Keeping direction in the game is something we were worried about when we stepped into the main hall of the Baker family home. In this hall there are a lot of doors and a lot of options regarding which way to proceed, and we feared that we'd be stuck getting frustrated, however, this wasn't the case. The few brief times we weren't sure where to go, a little exploring solved it very quickly, and there is a nice balance between clearly signposting how to progress and keeping it out of obvious sight.
Another way Resident Evil 7 achieves this is by hiding solutions for other problems in sections that can currently be solved by the player, so if there are three paths, the last two won't be available until you access the whole of the first, which allows access to the second and third. Trying different things, exploring, and seeing which items may be important, then, is another necessity in Resident Evil 7, and although sometimes it can be a bit puzzling where to find a key item, it's never obtusely hidden.
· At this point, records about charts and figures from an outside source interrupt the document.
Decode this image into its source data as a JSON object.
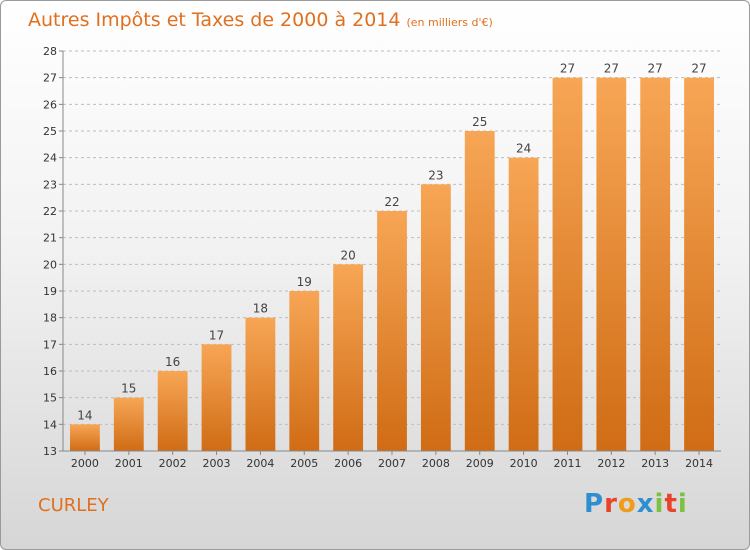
{
  "header": {
    "title": "Autres Impôts et Taxes de 2000 à 2014",
    "unit": "(en milliers d'€)"
  },
  "footer": {
    "commune": "CURLEY",
    "logo_letters": [
      "P",
      "r",
      "o",
      "x",
      "i",
      "t",
      "i"
    ]
  },
  "colors": {
    "accent": "#e07020",
    "bar_top": "#f7a655",
    "bar_bottom": "#d06c15",
    "grid": "#bdbdbd",
    "logo": [
      "#2e8fd0",
      "#e8442a",
      "#ef9c1a",
      "#2e8fd0",
      "#7cc242",
      "#e8442a",
      "#7cc242"
    ]
  },
  "chart_data": {
    "type": "bar",
    "title": "Autres Impôts et Taxes de 2000 à 2014",
    "subtitle": "(en milliers d'€)",
    "categories": [
      "2000",
      "2001",
      "2002",
      "2003",
      "2004",
      "2005",
      "2006",
      "2007",
      "2008",
      "2009",
      "2010",
      "2011",
      "2012",
      "2013",
      "2014"
    ],
    "values": [
      14,
      15,
      16,
      17,
      18,
      19,
      20,
      22,
      23,
      25,
      24,
      27,
      27,
      27,
      27
    ],
    "yticks": [
      13,
      14,
      15,
      16,
      17,
      18,
      19,
      20,
      21,
      22,
      23,
      24,
      25,
      26,
      27,
      28
    ],
    "ylim": [
      13,
      28
    ],
    "grid": true,
    "xlabel": "",
    "ylabel": ""
  }
}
So far there's been a lot of discussion about the survival aspect of Resident Evil 7's horror experience, but let's talk about the horror side of it for a bit. Resident Evil 7 puts you on edge throughout, making you fear the unknown, including who (or what) might be coming as well as the mystery regarding what has happened in the Baker home.
Two aspects of Resident Evil 7 work together to produce the marvellous atmosphere on offer, the first of those being the audio. We played with headphones on, and the sound quality was excellent. For the most part the game is eerily quiet and what works well here is that you can hear your own footsteps shuffling and creaking on the floor, however, this can often deceive you into thinking you're hearing someone else. Hearing small, subtle noises around you works very well to make the player constantly feel on edge.
The other thing that works well is the lighting, as there is very little light throughout, but what is there produces plenty of shadows. In the main hall we mentioned earlier, for example, there is a light behind a spinning fan, and several times we started at the sight of the fan's shadow; that's how on-edge we were. Light sometimes cuts out on you as well, which left us covering our face in case something jumped out suddenly.
We can't discuss a lot of the narrative details, but what we will say is that found footage is used to great effect. As those who played the demo know, not only does it play on this cinematic sub-genre, but the player also gets to play as the person behind the camera. What's even cooler is that this isn't just to be spooky, but actually serves a useful purpose, as locations you see in videos are accessible later on when you return to playing as the protagonist, meaning there's a neat interaction between what you see in the tape and what you see outside of it.
Another thing we can comment on regarding the narrative is that the few details we saw were good, and they provided an intriguing story involving the Baker family, and we're looking forward to seeing how its mysteries unfold when the full game releases January 24. By the end of the section given to us we had to tear ourselves away as we'd uncovered lots of interesting information, and we wanted to see where it led.
It wasn't just the narrative that made us reluctant to leave Resident Evil 7: Biohazard. We greatly enjoyed the fresh feel that this game has brought to the series, however, we equally enjoyed the small touches that made it feel like it was still a Resident Evil game. This is the breath of fresh air that the series needed, and everything from the movement to the combat, not to mention the atmosphere, works together to produce a very spooky experience, one that we're looking forward to seeing more of next month.